THE FAMOUS Regent ghost, which has appeared off and on since the centre re-opened in its present form in 1983, will have company next week, when the award-winning Arena Theatre presents Scrooge, the musical version of Charles Dickens' celebrated festive fable, A Christmas Carol. With no fewer than four ghosts in the cast, the resident spectre might just get spooked - but more likely it will simply sit back, relax and enjoy the heart-warming show.

Scrooge the Musical is the brainchild of that brilliant writer-composer Leslie Bricusse. He originally wrote the music for the 1970 film, which starred Albert Finney as Scrooge with Alec Guinness, Edith Evans and Kenneth More as three of the ghosts. The film was a technical triumph and garnered several Oscar nominations, most notably for Best Song - Thank You Very Much, sung by Anton Rodgers. Scrooge was adapted for the stage and enjoyed a successful national tour and West End production in the mid '90s, with the late Anthony Newley so memorably making the role his own.

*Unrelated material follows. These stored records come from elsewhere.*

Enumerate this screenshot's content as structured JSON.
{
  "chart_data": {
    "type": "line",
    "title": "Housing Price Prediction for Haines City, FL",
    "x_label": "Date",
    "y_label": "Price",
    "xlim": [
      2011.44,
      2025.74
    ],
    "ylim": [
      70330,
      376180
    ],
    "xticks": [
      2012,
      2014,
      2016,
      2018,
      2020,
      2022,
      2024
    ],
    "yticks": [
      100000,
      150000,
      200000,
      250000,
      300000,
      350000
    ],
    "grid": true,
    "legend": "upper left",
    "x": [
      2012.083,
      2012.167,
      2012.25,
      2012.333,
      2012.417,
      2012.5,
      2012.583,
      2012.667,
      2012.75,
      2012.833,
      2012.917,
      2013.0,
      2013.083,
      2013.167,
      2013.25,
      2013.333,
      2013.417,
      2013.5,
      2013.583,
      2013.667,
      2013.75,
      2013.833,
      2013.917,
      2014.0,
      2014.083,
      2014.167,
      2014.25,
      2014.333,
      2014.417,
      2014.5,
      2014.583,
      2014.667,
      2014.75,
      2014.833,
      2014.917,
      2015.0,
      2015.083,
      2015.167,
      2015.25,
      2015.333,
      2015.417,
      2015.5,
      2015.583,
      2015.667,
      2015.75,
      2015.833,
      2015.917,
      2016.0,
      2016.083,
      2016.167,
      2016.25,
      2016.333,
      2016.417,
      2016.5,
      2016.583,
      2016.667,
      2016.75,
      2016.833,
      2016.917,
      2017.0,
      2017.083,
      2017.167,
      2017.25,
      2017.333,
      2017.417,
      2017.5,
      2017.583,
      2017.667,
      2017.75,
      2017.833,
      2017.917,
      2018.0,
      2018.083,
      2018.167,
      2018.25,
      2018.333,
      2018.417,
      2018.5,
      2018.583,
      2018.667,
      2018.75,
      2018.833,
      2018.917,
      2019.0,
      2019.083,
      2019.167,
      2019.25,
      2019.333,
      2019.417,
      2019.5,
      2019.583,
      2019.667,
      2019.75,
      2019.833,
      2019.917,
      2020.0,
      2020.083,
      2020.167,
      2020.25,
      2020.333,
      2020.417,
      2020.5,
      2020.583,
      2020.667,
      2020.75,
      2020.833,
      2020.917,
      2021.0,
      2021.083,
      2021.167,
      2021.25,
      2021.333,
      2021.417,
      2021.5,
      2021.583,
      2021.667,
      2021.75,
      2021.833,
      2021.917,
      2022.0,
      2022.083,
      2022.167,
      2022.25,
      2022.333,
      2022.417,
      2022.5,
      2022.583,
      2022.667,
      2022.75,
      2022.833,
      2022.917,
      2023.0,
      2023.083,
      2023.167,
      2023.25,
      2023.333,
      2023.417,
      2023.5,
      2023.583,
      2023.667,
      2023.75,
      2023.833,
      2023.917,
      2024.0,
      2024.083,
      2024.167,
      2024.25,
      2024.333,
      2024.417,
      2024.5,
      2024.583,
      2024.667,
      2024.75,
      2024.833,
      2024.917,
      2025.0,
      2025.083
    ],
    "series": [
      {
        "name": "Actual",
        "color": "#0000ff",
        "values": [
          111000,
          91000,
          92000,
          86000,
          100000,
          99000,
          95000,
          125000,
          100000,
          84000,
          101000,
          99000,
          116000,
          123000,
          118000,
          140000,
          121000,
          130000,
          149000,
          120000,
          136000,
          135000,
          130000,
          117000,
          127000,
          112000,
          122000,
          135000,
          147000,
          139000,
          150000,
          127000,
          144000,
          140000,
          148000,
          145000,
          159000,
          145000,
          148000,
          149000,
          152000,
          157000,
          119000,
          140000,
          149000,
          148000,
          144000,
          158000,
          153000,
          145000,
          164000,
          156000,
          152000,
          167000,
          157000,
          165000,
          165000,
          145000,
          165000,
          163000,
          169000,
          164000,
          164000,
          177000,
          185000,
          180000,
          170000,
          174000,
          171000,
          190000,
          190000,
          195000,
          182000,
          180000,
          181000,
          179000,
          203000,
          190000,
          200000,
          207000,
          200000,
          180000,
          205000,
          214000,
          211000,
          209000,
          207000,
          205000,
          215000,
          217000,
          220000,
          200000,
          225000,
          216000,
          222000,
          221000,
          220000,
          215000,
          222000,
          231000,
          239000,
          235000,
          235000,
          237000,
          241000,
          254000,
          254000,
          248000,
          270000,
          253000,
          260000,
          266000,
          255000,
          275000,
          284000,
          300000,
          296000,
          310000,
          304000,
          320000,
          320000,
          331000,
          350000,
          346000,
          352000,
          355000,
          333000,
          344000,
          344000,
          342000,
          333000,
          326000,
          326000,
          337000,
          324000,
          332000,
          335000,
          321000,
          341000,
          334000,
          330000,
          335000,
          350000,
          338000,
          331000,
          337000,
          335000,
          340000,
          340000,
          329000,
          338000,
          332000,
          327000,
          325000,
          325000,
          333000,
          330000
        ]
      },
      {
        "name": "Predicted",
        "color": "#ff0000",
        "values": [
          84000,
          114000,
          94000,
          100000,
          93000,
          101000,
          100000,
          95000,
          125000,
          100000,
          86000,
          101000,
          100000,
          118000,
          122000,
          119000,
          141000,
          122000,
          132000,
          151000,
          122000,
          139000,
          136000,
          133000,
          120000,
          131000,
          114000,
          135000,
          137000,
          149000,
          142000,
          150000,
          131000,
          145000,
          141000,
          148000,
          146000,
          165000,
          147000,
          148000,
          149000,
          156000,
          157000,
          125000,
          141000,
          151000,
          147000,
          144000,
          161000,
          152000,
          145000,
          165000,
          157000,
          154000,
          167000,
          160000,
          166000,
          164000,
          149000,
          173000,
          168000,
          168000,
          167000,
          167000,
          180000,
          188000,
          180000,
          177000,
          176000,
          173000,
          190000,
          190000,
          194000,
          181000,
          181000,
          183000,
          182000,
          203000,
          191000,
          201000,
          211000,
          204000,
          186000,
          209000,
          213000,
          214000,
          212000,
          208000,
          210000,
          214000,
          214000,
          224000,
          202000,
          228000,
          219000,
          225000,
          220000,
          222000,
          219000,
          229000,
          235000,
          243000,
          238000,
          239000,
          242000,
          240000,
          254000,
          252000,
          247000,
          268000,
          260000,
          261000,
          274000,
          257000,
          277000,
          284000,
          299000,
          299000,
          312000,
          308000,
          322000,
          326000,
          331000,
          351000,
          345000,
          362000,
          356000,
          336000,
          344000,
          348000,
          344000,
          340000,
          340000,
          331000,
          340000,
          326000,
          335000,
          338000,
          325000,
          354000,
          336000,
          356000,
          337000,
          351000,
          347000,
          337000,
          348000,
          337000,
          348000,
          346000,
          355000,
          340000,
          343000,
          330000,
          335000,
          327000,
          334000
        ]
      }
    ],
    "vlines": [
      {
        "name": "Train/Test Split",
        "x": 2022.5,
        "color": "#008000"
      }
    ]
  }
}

Dickens said that he had neither laughed nor cried so much as when he was writing A Christmas Carol, and it is not hard to see why. Scrooge is literature's most famous fictional skinflint. The "grasping old sinner" is a curmudgeonly old miser who has spent his life extracting his pound of flesh as a notorious moneylender. His cruelty is personified in his treatment of his loyal clerk, Bob Cratchit, who is underpaid and mistreated - but gradually Scrooge is converted, by a series of Christmas visions, from bitterness to kindness personified.

Tim Wallace-Abbott directs Arena's production, which stars John King as Scrooge, and Jonathan Spratt is musical director. Performances are from Wednesday to Saturday at 7.30pm, and there is a Saturday matinee at 2.30pm.